Based on the above, the Danish Data Protection Authority finds that Gyldendal A/S - by not having implemented sufficient access barriers for access to answering the screening tests, including the entropy of the selected URL - has not taken appropriate organizational and technical measures to ensure a level of security that suits to the risks involved in the company's processing of personal data, cf. the data protection regulation's article 32, subsection 1.

After a review of the case, the Danish Data Protection Authority finds that there is a basis for expressing criticism that Gyldendal A/S' processing of personal data has not taken place in accordance with the rules in the data protection regulation, article 32, subsection 1.

When choosing a response, the Danish Data Protection Authority has emphasized that Gyldendal A/S has not, in view of the screening test's clear purpose of processing personal data worthy of protection, arranged their URL in a sufficiently secure manner, and that the weakness in question is of a known nature.

The Danish Data Protection Authority has further emphasized that the conditions have been present for over 10 years, some of which, however, predate the application of the Data Protection Regulation and that the breach has affected a large number of students from potentially 128 youth education institutions.

The Danish Data Protection Authority has noted that Gyldendal A/S has carried out a reassessment of the risks when using Systime Screening, and that, based on this, adjustments have been made to the URL, so that the risk of incorrect entry is minimised.
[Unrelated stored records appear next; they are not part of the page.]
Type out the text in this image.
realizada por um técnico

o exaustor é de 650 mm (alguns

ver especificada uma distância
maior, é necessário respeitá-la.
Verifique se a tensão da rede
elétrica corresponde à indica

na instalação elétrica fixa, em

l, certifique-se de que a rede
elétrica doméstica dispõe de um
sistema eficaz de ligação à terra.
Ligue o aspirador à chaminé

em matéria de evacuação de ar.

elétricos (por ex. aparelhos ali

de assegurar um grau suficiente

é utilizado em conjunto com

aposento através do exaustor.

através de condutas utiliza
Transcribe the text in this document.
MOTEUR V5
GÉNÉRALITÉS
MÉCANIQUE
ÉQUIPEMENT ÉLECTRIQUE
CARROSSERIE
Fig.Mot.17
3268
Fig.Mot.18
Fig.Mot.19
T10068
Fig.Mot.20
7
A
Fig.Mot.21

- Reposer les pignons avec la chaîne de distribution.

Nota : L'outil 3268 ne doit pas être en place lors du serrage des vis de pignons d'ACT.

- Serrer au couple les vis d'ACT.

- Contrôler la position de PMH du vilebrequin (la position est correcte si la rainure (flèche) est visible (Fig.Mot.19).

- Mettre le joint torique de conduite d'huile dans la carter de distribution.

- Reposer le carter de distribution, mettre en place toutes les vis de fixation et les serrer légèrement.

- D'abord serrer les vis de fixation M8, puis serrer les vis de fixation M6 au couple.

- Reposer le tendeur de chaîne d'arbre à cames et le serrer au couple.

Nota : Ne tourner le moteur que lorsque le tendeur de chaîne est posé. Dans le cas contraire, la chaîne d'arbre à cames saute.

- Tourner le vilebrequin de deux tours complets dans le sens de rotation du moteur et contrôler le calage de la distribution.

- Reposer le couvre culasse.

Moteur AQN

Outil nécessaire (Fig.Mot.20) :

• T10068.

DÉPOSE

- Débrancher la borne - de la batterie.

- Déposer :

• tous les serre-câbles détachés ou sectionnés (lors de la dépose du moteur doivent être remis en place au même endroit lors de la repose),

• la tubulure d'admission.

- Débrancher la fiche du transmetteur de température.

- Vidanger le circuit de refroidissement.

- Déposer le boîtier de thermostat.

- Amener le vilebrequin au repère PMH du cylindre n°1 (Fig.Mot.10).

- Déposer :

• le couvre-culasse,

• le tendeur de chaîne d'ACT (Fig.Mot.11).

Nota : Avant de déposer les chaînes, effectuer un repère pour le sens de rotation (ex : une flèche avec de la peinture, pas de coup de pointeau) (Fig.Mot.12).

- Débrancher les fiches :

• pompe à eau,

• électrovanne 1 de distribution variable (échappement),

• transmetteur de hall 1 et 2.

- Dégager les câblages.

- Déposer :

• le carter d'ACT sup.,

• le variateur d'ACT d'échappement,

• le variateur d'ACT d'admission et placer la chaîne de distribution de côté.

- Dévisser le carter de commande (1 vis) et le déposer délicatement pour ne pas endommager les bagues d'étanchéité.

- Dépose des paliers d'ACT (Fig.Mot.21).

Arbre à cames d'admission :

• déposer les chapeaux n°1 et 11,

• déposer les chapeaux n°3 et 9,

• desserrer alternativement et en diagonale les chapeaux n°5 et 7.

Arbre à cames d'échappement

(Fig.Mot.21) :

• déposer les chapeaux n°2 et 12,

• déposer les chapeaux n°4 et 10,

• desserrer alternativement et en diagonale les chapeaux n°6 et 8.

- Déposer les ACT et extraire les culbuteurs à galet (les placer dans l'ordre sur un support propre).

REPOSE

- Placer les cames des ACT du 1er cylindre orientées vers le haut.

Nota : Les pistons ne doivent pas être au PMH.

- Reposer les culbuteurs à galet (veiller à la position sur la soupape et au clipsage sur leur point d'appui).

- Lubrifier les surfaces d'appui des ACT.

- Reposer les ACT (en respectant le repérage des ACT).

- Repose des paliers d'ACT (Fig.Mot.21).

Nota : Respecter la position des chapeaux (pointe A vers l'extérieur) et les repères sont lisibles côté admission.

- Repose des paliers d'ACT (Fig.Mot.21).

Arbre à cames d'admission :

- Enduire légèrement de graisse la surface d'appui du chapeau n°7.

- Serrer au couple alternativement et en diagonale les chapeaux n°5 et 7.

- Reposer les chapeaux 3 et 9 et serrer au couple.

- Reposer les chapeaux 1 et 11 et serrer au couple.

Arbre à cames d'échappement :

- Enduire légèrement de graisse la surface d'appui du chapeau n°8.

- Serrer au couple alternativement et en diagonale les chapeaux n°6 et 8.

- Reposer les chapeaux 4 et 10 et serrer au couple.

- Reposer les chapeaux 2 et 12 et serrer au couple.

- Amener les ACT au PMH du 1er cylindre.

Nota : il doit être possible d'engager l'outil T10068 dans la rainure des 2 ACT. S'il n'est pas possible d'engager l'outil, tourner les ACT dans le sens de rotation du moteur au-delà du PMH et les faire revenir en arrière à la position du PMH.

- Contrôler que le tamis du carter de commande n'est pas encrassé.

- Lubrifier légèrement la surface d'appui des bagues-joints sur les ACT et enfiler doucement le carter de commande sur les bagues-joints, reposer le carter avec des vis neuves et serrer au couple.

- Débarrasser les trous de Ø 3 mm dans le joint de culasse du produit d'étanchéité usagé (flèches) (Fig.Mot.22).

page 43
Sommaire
In addition, Gyldendal has informed the data controllers on 13 August 2021. In a further mitigating way, the Data Protection Authority has emphasized Gyldendal A/S' cooperation in clarifying the matter.

The Danish Data Protection Authority has also noted that Gyldendal A/S has prepared a guide aimed at the data controllers, which instructs how Systime Screening should be used appropriately and that the correct use of the tool has been reinforced towards the data controllers.

3.2. Summary

The Danish Data Protection Authority finds that there is a basis for expressing criticism that Gyldendal A/S processing of personal data has not taken place in accordance with the rules in the data protection regulation, article 32, subsection 1.



[1] Regulation (EU) 2016/679 of the European Parliament and of the Council of 27 April 2016 on the protection of natural persons in connection with the processing of personal data and on the free exchange of such data and on the repeal of Directive 95/46/EC (general regulation on data protection).